Robert E. Seymour, Jr., '48 B.D., pastor emeritus at Binkley Memorial Baptist Church in Chapel Hill, NC, received the Alumni Award for Distinction in Ordained Ministry. Delois M. Brown-Daniels, '80 M.Div., presented the award, hailing Seymour as “a champion of social justice” who helped found an interracial congregation “that challenged racial segregation.” Seymour became Binkley Memorial's first pastor after serving churches in Warrenton and Mars Hill, NC.

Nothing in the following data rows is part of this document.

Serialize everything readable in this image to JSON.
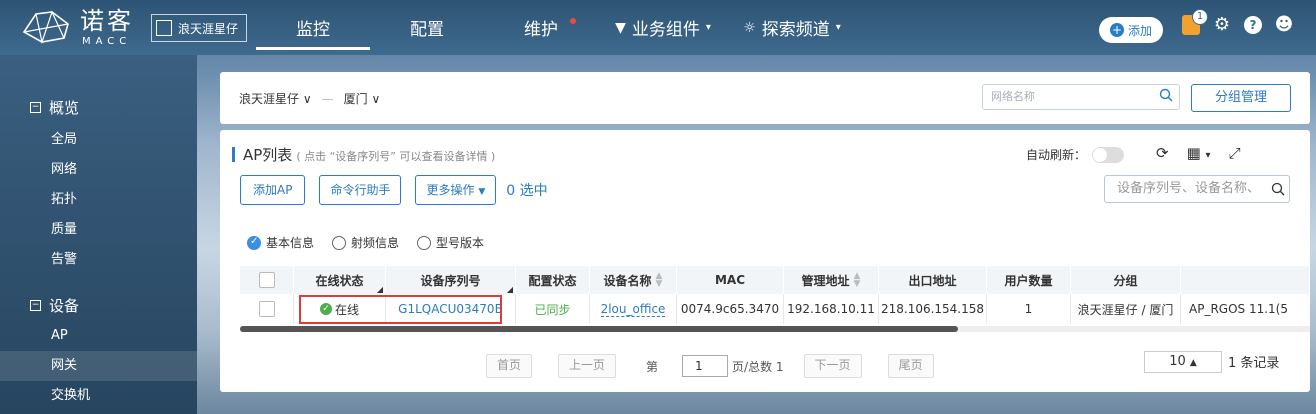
{
  "header": {
    "brand": "诺客",
    "brand_sub": "MACC",
    "tenant": "浪天涯星仔",
    "nav": [
      {
        "label": "监控"
      },
      {
        "label": "配置"
      },
      {
        "label": "维护"
      },
      {
        "label": "业务组件"
      },
      {
        "label": "探索频道"
      }
    ],
    "add_label": "添加",
    "notify_count": "1",
    "help_label": "?",
    "colors": {
      "accent": "#2b7bc5",
      "notify": "#f0a22e",
      "alert_dot": "#e74c3c"
    }
  },
  "sidebar": {
    "groups": [
      {
        "label": "概览",
        "items": [
          "全局",
          "网络",
          "拓扑",
          "质量",
          "告警"
        ]
      },
      {
        "label": "设备",
        "items": [
          "AP",
          "网关",
          "交换机"
        ]
      }
    ]
  },
  "filter": {
    "crumb_tenant": "浪天涯星仔",
    "crumb_location": "厦门",
    "net_search_placeholder": "网络名称",
    "group_manage_label": "分组管理"
  },
  "panel": {
    "title": "AP列表",
    "hint": "( 点击 “设备序列号” 可以查看设备详情 )",
    "auto_refresh_label": "自动刷新：",
    "buttons": {
      "add_ap": "添加AP",
      "cmd_helper": "命令行助手",
      "more_ops": "更多操作"
    },
    "selected_text": "0 选中",
    "search_placeholder": "设备序列号、设备名称、",
    "radios": [
      "基本信息",
      "射频信息",
      "型号版本"
    ],
    "table": {
      "headers": [
        "在线状态",
        "设备序列号",
        "配置状态",
        "设备名称",
        "MAC",
        "管理地址",
        "出口地址",
        "用户数量",
        "分组"
      ],
      "rows": [
        {
          "status": "在线",
          "serial": "G1LQACU03470B",
          "config": "已同步",
          "name": "2lou_office",
          "mac": "0074.9c65.3470",
          "mgmt": "192.168.10.11",
          "egress": "218.106.154.158",
          "users": "1",
          "group": "浪天涯星仔 / 厦门",
          "extra": "AP_RGOS 11.1(5"
        }
      ]
    },
    "pager": {
      "first": "首页",
      "prev": "上一页",
      "page_label": "第",
      "page_value": "1",
      "total_label": "页/总数 1",
      "next": "下一页",
      "last": "尾页",
      "page_size": "10",
      "total_records": "1 条记录"
    }
  }
}
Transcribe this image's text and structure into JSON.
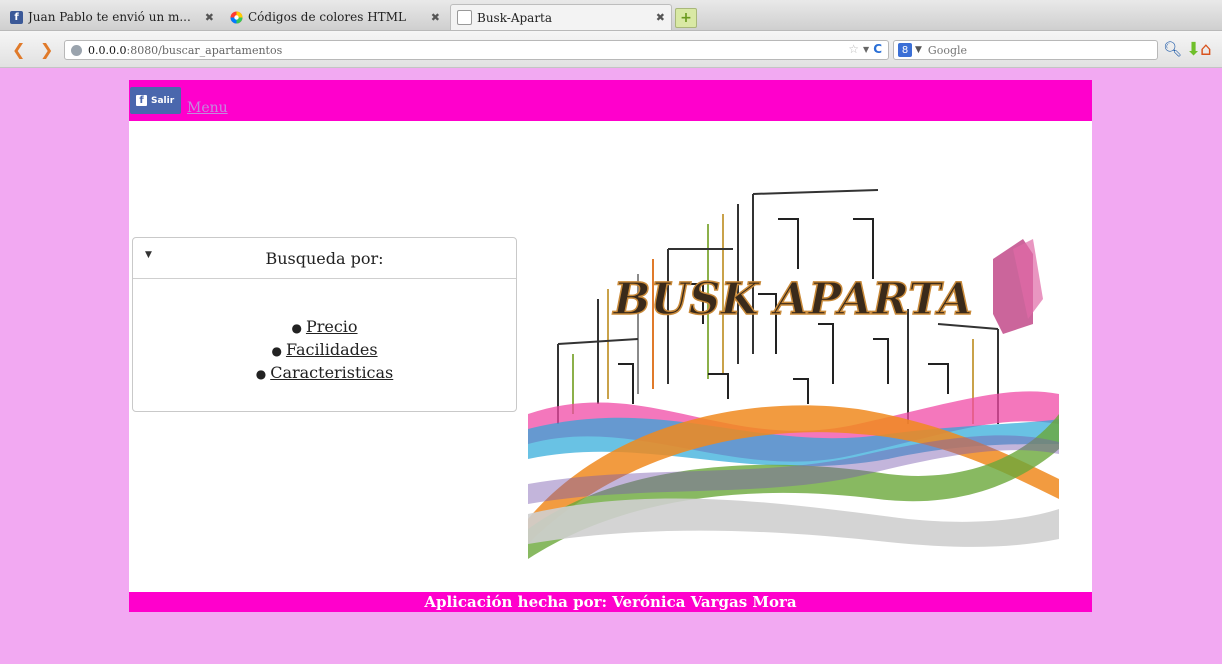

During Seymour 's 30 years at Binkley Memorial, it was a congregation on the front lines in the battle over integration and participation of women in Baptist churches. Seymour 's ministry was not only prominent in the civil rights struggles of the 50's and 60's. He raised a prophetic voice of resistance during the Vietnam years. All the while, he was seen as a compassionate and vocal advocate on behalf of the aged and the poor. Dean Smith, the prominent basketball coach emeritus at the University of North Carolina-Chapel Hill and a parishioner of Binkley Memorial, once said of Seymour, “Bob was brilliant in communicating his intelligent thoughts from the pulpit... I was nurtured by the ministry of Bob Seymour for 30 years."

At the awards banquet, Seymour recalled Chapel Hill in 1962 as a “typical segregated town.” One of the first African-American interns at Binkley Memorial was a young student from Union Theological Seminary, Jim Forbes, well known now as The Rev. Dr. James A. Forbes Jr., senior minister at Riverside Church in New York City. Seymour said the presence of Forbes as summer intern, “transformed the congregation.” Binkley Memorial was originally established as a Southern Baptist congregation but eventually affiliated with the American Baptist Churches.

Born in Greenwood, South Carolina, Seymour came to Yale Divinity School as a Navy chaplaincy candidate after completing an undergraduate degree at Duke. (At the awards ceremony, he quipped, “Unlike many of you, I did not apply to YDS, I was ordered to come here!”) He received a Ph.D. degree from the University of Edinburgh. After his retirement in 1988, Seymour founded the Chapel Hill Senior Center. He has written four books: Whites Only, Aging Without Apology, A Village Voice, and When Life Becomes Worthwhile. He is also a regular columnist for The Chapel Hill News.

At Yale, recalled Seymour, it was Liston Pope who introduced him to the social aspects of the Gospel, including its application to issues of human rights. “The racial issue has been on the front burner for my entire ministry,” he said.